Sunderland v Chelsea - Premier League Photo by Tony Marshall/Getty Images

If a supporters group were to sit down with Martin Bain and Ellis Short two years ago they would have been entering a hostile environment, there is no denying that. If the same group sat down with Stewart Donald and Charlie Methven, I like to think they could be assured that the owners would seriously consider the effectiveness and viability of such a move without instantly dismissing it.

In the end all we can do is have the discussion, but for how long will we have that opportunity? What guarantees are there going forward that the conversation could even take place a year from now?

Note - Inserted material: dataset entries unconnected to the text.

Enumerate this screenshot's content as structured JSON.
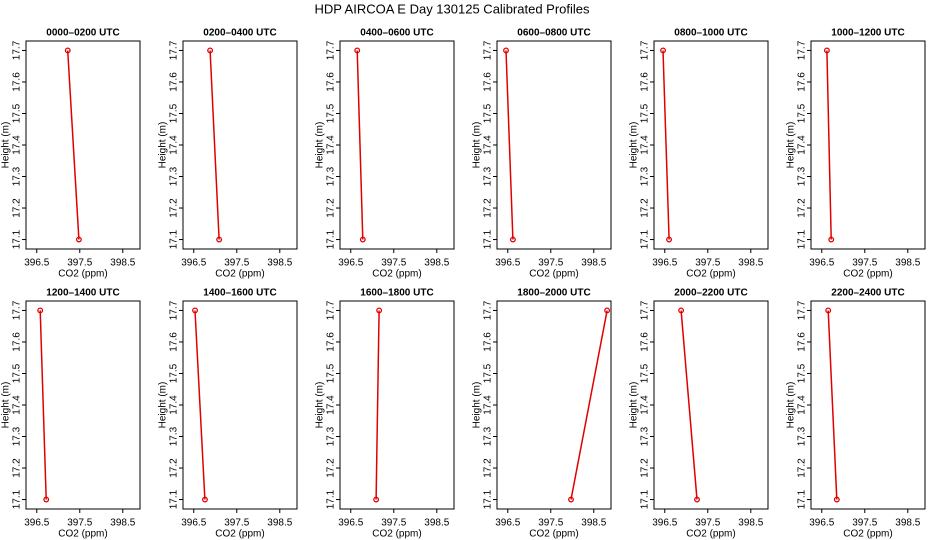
{
  "title": "HDP AIRCOA E  Day 130125  Calibrated Profiles",
  "chart_data": [
    {
      "type": "line",
      "title": "0000–0200 UTC",
      "xlabel": "CO2 (ppm)",
      "ylabel": "Height (m)",
      "x": [
        397.48,
        397.22
      ],
      "values": [
        17.1,
        17.7
      ],
      "color": "#e00000",
      "xlim": [
        396.25,
        398.9
      ],
      "ylim": [
        17.07,
        17.73
      ],
      "xticks": [
        396.5,
        397.5,
        398.5
      ],
      "yticks": [
        17.1,
        17.2,
        17.3,
        17.4,
        17.5,
        17.6,
        17.7
      ]
    },
    {
      "type": "line",
      "title": "0200–0400 UTC",
      "xlabel": "CO2 (ppm)",
      "ylabel": "Height (m)",
      "x": [
        397.09,
        396.88
      ],
      "values": [
        17.1,
        17.7
      ],
      "color": "#e00000",
      "xlim": [
        396.25,
        398.9
      ],
      "ylim": [
        17.07,
        17.73
      ],
      "xticks": [
        396.5,
        397.5,
        398.5
      ],
      "yticks": [
        17.1,
        17.2,
        17.3,
        17.4,
        17.5,
        17.6,
        17.7
      ]
    },
    {
      "type": "line",
      "title": "0400–0600 UTC",
      "xlabel": "CO2 (ppm)",
      "ylabel": "Height (m)",
      "x": [
        396.78,
        396.65
      ],
      "values": [
        17.1,
        17.7
      ],
      "color": "#e00000",
      "xlim": [
        396.25,
        398.9
      ],
      "ylim": [
        17.07,
        17.73
      ],
      "xticks": [
        396.5,
        397.5,
        398.5
      ],
      "yticks": [
        17.1,
        17.2,
        17.3,
        17.4,
        17.5,
        17.6,
        17.7
      ]
    },
    {
      "type": "line",
      "title": "0600–0800 UTC",
      "xlabel": "CO2 (ppm)",
      "ylabel": "Height (m)",
      "x": [
        396.62,
        396.46
      ],
      "values": [
        17.1,
        17.7
      ],
      "color": "#e00000",
      "xlim": [
        396.25,
        398.9
      ],
      "ylim": [
        17.07,
        17.73
      ],
      "xticks": [
        396.5,
        397.5,
        398.5
      ],
      "yticks": [
        17.1,
        17.2,
        17.3,
        17.4,
        17.5,
        17.6,
        17.7
      ]
    },
    {
      "type": "line",
      "title": "0800–1000 UTC",
      "xlabel": "CO2 (ppm)",
      "ylabel": "Height (m)",
      "x": [
        396.6,
        396.46
      ],
      "values": [
        17.1,
        17.7
      ],
      "color": "#e00000",
      "xlim": [
        396.25,
        398.9
      ],
      "ylim": [
        17.07,
        17.73
      ],
      "xticks": [
        396.5,
        397.5,
        398.5
      ],
      "yticks": [
        17.1,
        17.2,
        17.3,
        17.4,
        17.5,
        17.6,
        17.7
      ]
    },
    {
      "type": "line",
      "title": "1000–1200 UTC",
      "xlabel": "CO2 (ppm)",
      "ylabel": "Height (m)",
      "x": [
        396.72,
        396.62
      ],
      "values": [
        17.1,
        17.7
      ],
      "color": "#e00000",
      "xlim": [
        396.25,
        398.9
      ],
      "ylim": [
        17.07,
        17.73
      ],
      "xticks": [
        396.5,
        397.5,
        398.5
      ],
      "yticks": [
        17.1,
        17.2,
        17.3,
        17.4,
        17.5,
        17.6,
        17.7
      ]
    },
    {
      "type": "line",
      "title": "1200–1400 UTC",
      "xlabel": "CO2 (ppm)",
      "ylabel": "Height (m)",
      "x": [
        396.72,
        396.58
      ],
      "values": [
        17.1,
        17.7
      ],
      "color": "#e00000",
      "xlim": [
        396.25,
        398.9
      ],
      "ylim": [
        17.07,
        17.73
      ],
      "xticks": [
        396.5,
        397.5,
        398.5
      ],
      "yticks": [
        17.1,
        17.2,
        17.3,
        17.4,
        17.5,
        17.6,
        17.7
      ]
    },
    {
      "type": "line",
      "title": "1400–1600 UTC",
      "xlabel": "CO2 (ppm)",
      "ylabel": "Height (m)",
      "x": [
        396.76,
        396.53
      ],
      "values": [
        17.1,
        17.7
      ],
      "color": "#e00000",
      "xlim": [
        396.25,
        398.9
      ],
      "ylim": [
        17.07,
        17.73
      ],
      "xticks": [
        396.5,
        397.5,
        398.5
      ],
      "yticks": [
        17.1,
        17.2,
        17.3,
        17.4,
        17.5,
        17.6,
        17.7
      ]
    },
    {
      "type": "line",
      "title": "1600–1800 UTC",
      "xlabel": "CO2 (ppm)",
      "ylabel": "Height (m)",
      "x": [
        397.09,
        397.16
      ],
      "values": [
        17.1,
        17.7
      ],
      "color": "#e00000",
      "xlim": [
        396.25,
        398.9
      ],
      "ylim": [
        17.07,
        17.73
      ],
      "xticks": [
        396.5,
        397.5,
        398.5
      ],
      "yticks": [
        17.1,
        17.2,
        17.3,
        17.4,
        17.5,
        17.6,
        17.7
      ]
    },
    {
      "type": "line",
      "title": "1800–2000 UTC",
      "xlabel": "CO2 (ppm)",
      "ylabel": "Height (m)",
      "x": [
        397.97,
        398.81
      ],
      "values": [
        17.1,
        17.7
      ],
      "color": "#e00000",
      "xlim": [
        396.25,
        398.9
      ],
      "ylim": [
        17.07,
        17.73
      ],
      "xticks": [
        396.5,
        397.5,
        398.5
      ],
      "yticks": [
        17.1,
        17.2,
        17.3,
        17.4,
        17.5,
        17.6,
        17.7
      ]
    },
    {
      "type": "line",
      "title": "2000–2200 UTC",
      "xlabel": "CO2 (ppm)",
      "ylabel": "Height (m)",
      "x": [
        397.25,
        396.88
      ],
      "values": [
        17.1,
        17.7
      ],
      "color": "#e00000",
      "xlim": [
        396.25,
        398.9
      ],
      "ylim": [
        17.07,
        17.73
      ],
      "xticks": [
        396.5,
        397.5,
        398.5
      ],
      "yticks": [
        17.1,
        17.2,
        17.3,
        17.4,
        17.5,
        17.6,
        17.7
      ]
    },
    {
      "type": "line",
      "title": "2200–2400 UTC",
      "xlabel": "CO2 (ppm)",
      "ylabel": "Height (m)",
      "x": [
        396.85,
        396.65
      ],
      "values": [
        17.1,
        17.7
      ],
      "color": "#e00000",
      "xlim": [
        396.25,
        398.9
      ],
      "ylim": [
        17.07,
        17.73
      ],
      "xticks": [
        396.5,
        397.5,
        398.5
      ],
      "yticks": [
        17.1,
        17.2,
        17.3,
        17.4,
        17.5,
        17.6,
        17.7
      ]
    }
  ]
}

If your memory stretches back farther than one year I’m sure you’ll agree that there are none. When ownership changes hands anything can happen, and we won’t necessarily have the freedom of expression and confidence in the willingness to listen that Stewart Donald and co. have so recently given us.

Will it work? I don’t know. A lot of planning and organisation would need to go in to such an epic endeavour, and no doubt there would be obstacles in all aspects that would need to be surmounted.

Again though, that isn’t the point when we have the opportunity to try to better our lot and immerse ourselves in the world of Sunderland AFC in a way previously unknown to any Lads fan that has come before us.

We can try to do what hasn’t been done; we can try to create something. That’s all any of us can hope to do but in the end, win or lose, it’s worth a try.

In my opinion this is something we need to strongly consider before the landscape changes and the opportunity is lost forever. What do you think?